Peugeot Onyx

A Hybrid Supercar Concept

With the chassis of a prototype hybrid racecar and a pod-inspired interior, the Peugeot Onyx is just as extreme as it looks.

Peugeot may have pulled out of international endurance racing, but that doesn’t mean it fired all of its engineers. The French company is bringing the Onyx, supercar concept, to this month’s Paris Motor Show. Peugeot says the Onyx was “sculpted using materials processed as little as possible.” The result is a car that looks like it will cut you if you run your hands across it.




It’s a good thing the Onyx is just a concept, because Peugeot would have serious issues with Europe’s pedestrian safety regulations. Not that the Onyx doesn’t look good; it looks rakish and aggressive in a way no other Peugeot does. Most Peugeots look good, but in a soft, luxurious sense. This one speaks of menace, with a ground-hugging form that looks like it was designed on an alien world. The styling isn’t the only unusual thing about the Onyx’s exterior. Many carmakers like to show off their use of carbon fiber by leaving a piece exposed, and Peugeot did this with an accent around the car’s cowl. But how many designers feel the need to add unpainted copper sheeting to their cars? Talk about a two-tone color scheme.

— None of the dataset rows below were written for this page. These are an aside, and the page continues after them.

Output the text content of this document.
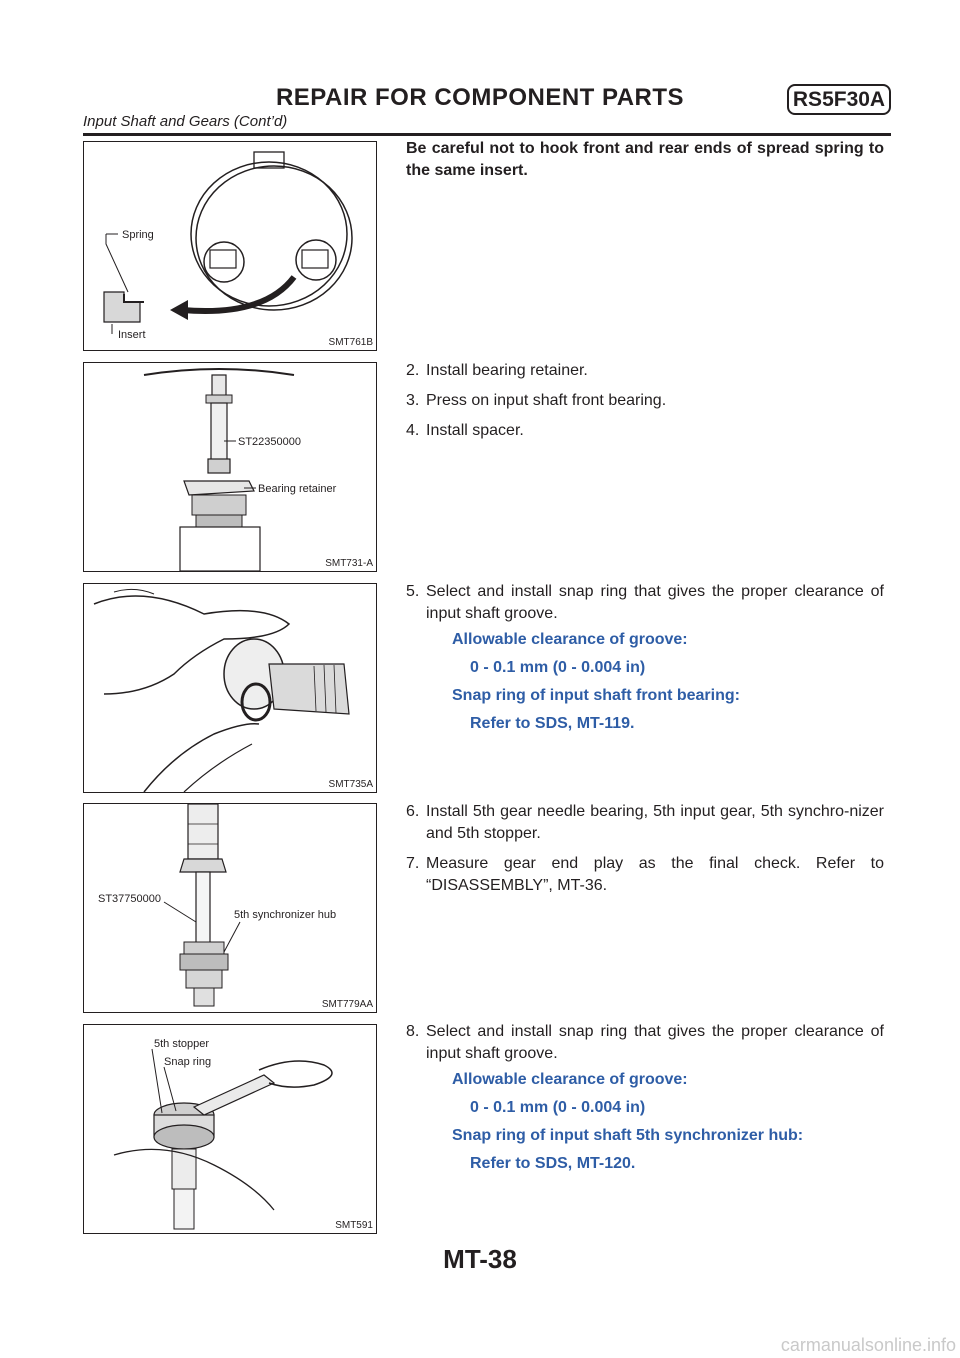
REPAIR FOR COMPONENT PARTS	RS5F30A
Input Shaft and Gears (Cont’d)
Spring
Insert
SMT761B
ST22350000
Bearing retainer
SMT731-A
SMT735A
ST37750000
5th synchronizer hub
SMT779AA
5th stopper
Snap ring
SMT591
Be careful not to hook front and rear ends of spread spring to the same insert.
2. Install bearing retainer.
3. Press on input shaft front bearing.
4. Install spacer.
5. Select and install snap ring that gives the proper clearance of input shaft groove.
Allowable clearance of groove:
0 - 0.1 mm (0 - 0.004 in)
Snap ring of input shaft front bearing:
Refer to SDS, MT-119.
6. Install 5th gear needle bearing, 5th input gear, 5th synchro-nizer and 5th stopper.
7. Measure gear end play as the final check. Refer to “DISASSEMBLY”, MT-36.
8. Select and install snap ring that gives the proper clearance of input shaft groove.
Allowable clearance of groove:
0 - 0.1 mm (0 - 0.004 in)
Snap ring of input shaft 5th synchronizer hub:
Refer to SDS, MT-120.
MT-38
carmanualsonline.info
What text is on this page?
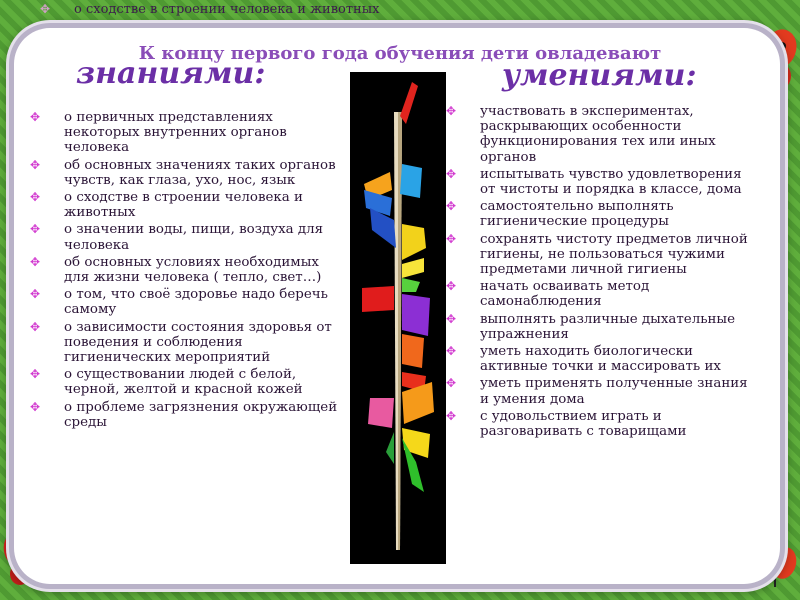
✥ о сходстве в строении человека и животных
К концу первого года обучения дети овладевают
знаниями:	умениями:
✥	о первичных представлениях некоторых внутренних органов человека
✥	об основных значениях таких органов чувств, как глаза, ухо, нос, язык
✥	о сходстве в строении человека и животных
✥	о значении воды, пищи, воздуха для человека
✥	об основных условиях необходимых для жизни человека ( тепло, свет…)
✥	о том, что своё здоровье надо беречь самому
✥	о зависимости состояния здоровья от поведения и соблюдения гигиенических мероприятий
✥	о существовании людей с белой, черной, желтой и красной кожей
✥	о проблеме загрязнения окружающей среды
✥	участвовать в экспериментах, раскрывающих особенности функционирования тех или иных органов
✥	испытывать чувство удовлетворения от чистоты и порядка в классе, дома
✥	самостоятельно выполнять гигиенические процедуры
✥	сохранять чистоту предметов личной гигиены, не пользоваться чужими предметами личной гигиены
✥	начать осваивать метод самонаблюдения
✥	выполнять различные дыхательные упражнения
✥	уметь находить биологически активные точки и массировать их
✥	уметь применять полученные знания и умения дома
✥	с удовольствием играть и разговаривать с товарищами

The “unprocessed” design theme carries over to the interior, but with a twist. Peugeot says the interior is supposed to be a “one-piece pod,” and every jagged surface really does combine into a seamless whole. Underneath the carbon fiber, copper, and newspaper, the Onyx is more than just a wacky styling exercise. The car’s razor-sharp body is draped over the chassis of the 908 hybrid, a cancelled racecar that was supposed to compete in the 2012 24 Hours of Le Mans against hybrids from Audi and Toyota. Peugeot withdrew from racing before the 908 hybrid saw the light of day, so its twin-turbocharged 3.7-liter diesel V8 and kinetic energy recovery system (KERS) were placed in the Onyx.


The V8 produces 600 horsepower, and a temporary 80 hp boost is available from the KERS, which recovers energy from braking.